[Bug Report] Gemma-2-2b-it output logit doesn't match with huggingface
Describe the bug The output logits from transformer_lens and huggingface are quite different using Gemma-2-2b-it model
Code example
import torch
import transformer_lens
from transformers import AutoTokenizer, AutoModelForCausalLM
device = 'cuda'
model_name = 'google/gemma-2-2b-it'
tl_model = transformer_lens.HookedTransformer.from_pretrained(model_name, device=device)
tokenizer = AutoTokenizer.from_pretrained(model_name)
hf_model = AutoModelForCausalLM.from_pretrained(model_name).to(device)
inputs = tokenizer('Hello world', return_tensors="pt").to(device)
logits_tl = tl_model(inputs.input_ids, return_type='logits', prepend_bos=False)
logits_hf = hf_model(**inputs).logits
print((logits_tl[0, -1] - logits_hf[0, -1]).mean()) # 0.1159
print((logits_hf[0, -1]).min(), (logits_hf[0, -1]).max()) # -19.6916 16.0789
System Info transformer_lens 2.3.0, transformers 4.43.2
Additional context The logit diff is quite large
Checklist
- [x] I have checked that there is no similar issue in the repo (required)
TransformerLens centers the unembedding, which translates every logit by a fixed amount per token (the shift can vary over token). Can you do this again for log probs? Or try from_pretrained_no_processing? There are known accuracy issues, but I want to rule out trivial causes
On Fri, 2 Aug 2024, 7:53 pm Yeu-Tong Lau, @.***> wrote:
Describe the bug The output logits from transformer_lens and huggingface are quite different using Gemma-2-2b-it model
Code example
import torchimport transformer_lensfrom transformers import AutoTokenizer, AutoModelForCausalLM device = 'cuda'model_name = 'google/gemma-2-2b-it'tl_model = transformer_lens.HookedTransformer.from_pretrained(model_name, device=device) tokenizer = AutoTokenizer.from_pretrained(model_name)hf_model = AutoModelForCausalLM.from_pretrained(model_name).to(device) inputs = tokenizer('Hello world', return_tensors="pt").to(device) logits_tl = tl_model(inputs.input_ids, return_type='logits', prepend_bos=False)logits_hf = hf_model(**inputs).logits print((logits_tl[0, -1] - logits_hf[0, -1]).mean()) # 0.1159print((logits_hf[0, -1]).min(), (logits_hf[0, -1]).max()) # -19.6916 16.0789
System Info transformer_lens 2.3.0, transformers 4.43.2
Additional context The logit diff is quite large Checklist
- I have checked that there is no similar issue https://github.com/TransformerLensOrg/TransformerLens/issues in the repo (required)

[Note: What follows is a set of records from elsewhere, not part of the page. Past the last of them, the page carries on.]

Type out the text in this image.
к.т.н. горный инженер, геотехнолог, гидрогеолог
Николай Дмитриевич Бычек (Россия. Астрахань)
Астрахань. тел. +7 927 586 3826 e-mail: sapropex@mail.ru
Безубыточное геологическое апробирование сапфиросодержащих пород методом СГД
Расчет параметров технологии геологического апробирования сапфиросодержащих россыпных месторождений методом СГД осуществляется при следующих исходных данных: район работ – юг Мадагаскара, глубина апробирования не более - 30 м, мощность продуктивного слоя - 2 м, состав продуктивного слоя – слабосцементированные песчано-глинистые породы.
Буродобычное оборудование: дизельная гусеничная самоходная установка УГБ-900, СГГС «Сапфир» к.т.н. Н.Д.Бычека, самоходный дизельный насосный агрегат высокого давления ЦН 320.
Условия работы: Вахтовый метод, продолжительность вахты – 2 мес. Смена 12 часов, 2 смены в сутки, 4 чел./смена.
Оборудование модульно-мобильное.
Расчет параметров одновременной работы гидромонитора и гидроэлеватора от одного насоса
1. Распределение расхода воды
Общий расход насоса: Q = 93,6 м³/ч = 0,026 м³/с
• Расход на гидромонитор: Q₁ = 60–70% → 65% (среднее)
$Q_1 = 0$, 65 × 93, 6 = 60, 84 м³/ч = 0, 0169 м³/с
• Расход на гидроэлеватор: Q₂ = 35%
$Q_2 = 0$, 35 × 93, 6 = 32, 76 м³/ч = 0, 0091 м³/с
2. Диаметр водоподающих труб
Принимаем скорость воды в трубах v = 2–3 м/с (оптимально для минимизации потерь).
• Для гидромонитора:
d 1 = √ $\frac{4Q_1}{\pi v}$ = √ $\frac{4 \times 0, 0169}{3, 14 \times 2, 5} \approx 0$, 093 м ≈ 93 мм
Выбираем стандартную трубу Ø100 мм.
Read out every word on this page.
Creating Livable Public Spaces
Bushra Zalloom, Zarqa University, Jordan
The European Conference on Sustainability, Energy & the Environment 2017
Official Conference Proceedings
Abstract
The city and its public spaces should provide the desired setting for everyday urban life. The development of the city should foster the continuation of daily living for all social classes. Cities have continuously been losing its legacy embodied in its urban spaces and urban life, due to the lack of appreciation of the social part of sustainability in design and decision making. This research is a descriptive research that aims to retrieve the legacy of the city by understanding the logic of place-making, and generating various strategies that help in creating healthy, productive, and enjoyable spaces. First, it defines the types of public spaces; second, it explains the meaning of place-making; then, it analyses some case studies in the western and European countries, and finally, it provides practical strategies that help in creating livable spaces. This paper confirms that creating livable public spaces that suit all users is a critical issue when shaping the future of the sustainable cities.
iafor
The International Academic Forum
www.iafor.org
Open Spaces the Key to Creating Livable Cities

— Reply to this email directly, view it on GitHub https://github.com/TransformerLensOrg/TransformerLens/issues/693, or unsubscribe https://github.com/notifications/unsubscribe-auth/ASRPNKNUTFZ6X5ECWWOOHYDZPPIRNAVCNFSM6AAAAABL5BOXL6VHI2DSMVQWIX3LMV43ASLTON2WKOZSGQ2DKNJXHA4TMNQ . You are receiving this because you are subscribed to this thread.Message ID: @.***>
Tried from_pretrained_no_processing and got the same results. It is more than the unembedding centering, the differences exist and get larger in each layer model activations.
def forward_with_cache(model, layer, inputs):
cache = None
def hook(module, inputs, outputs):
nonlocal cache
cache = inputs[0]
return outputs
hook_handle = model.model.layers[layer].register_forward_hook(hook)
_ = model(**inputs)
hook_handle.remove()
return cache
resid_pre_diffs = []
for layer in range(tl_model.cfg.n_layers):
hf_cache = forward_with_cache(hf_model, layer, inputs)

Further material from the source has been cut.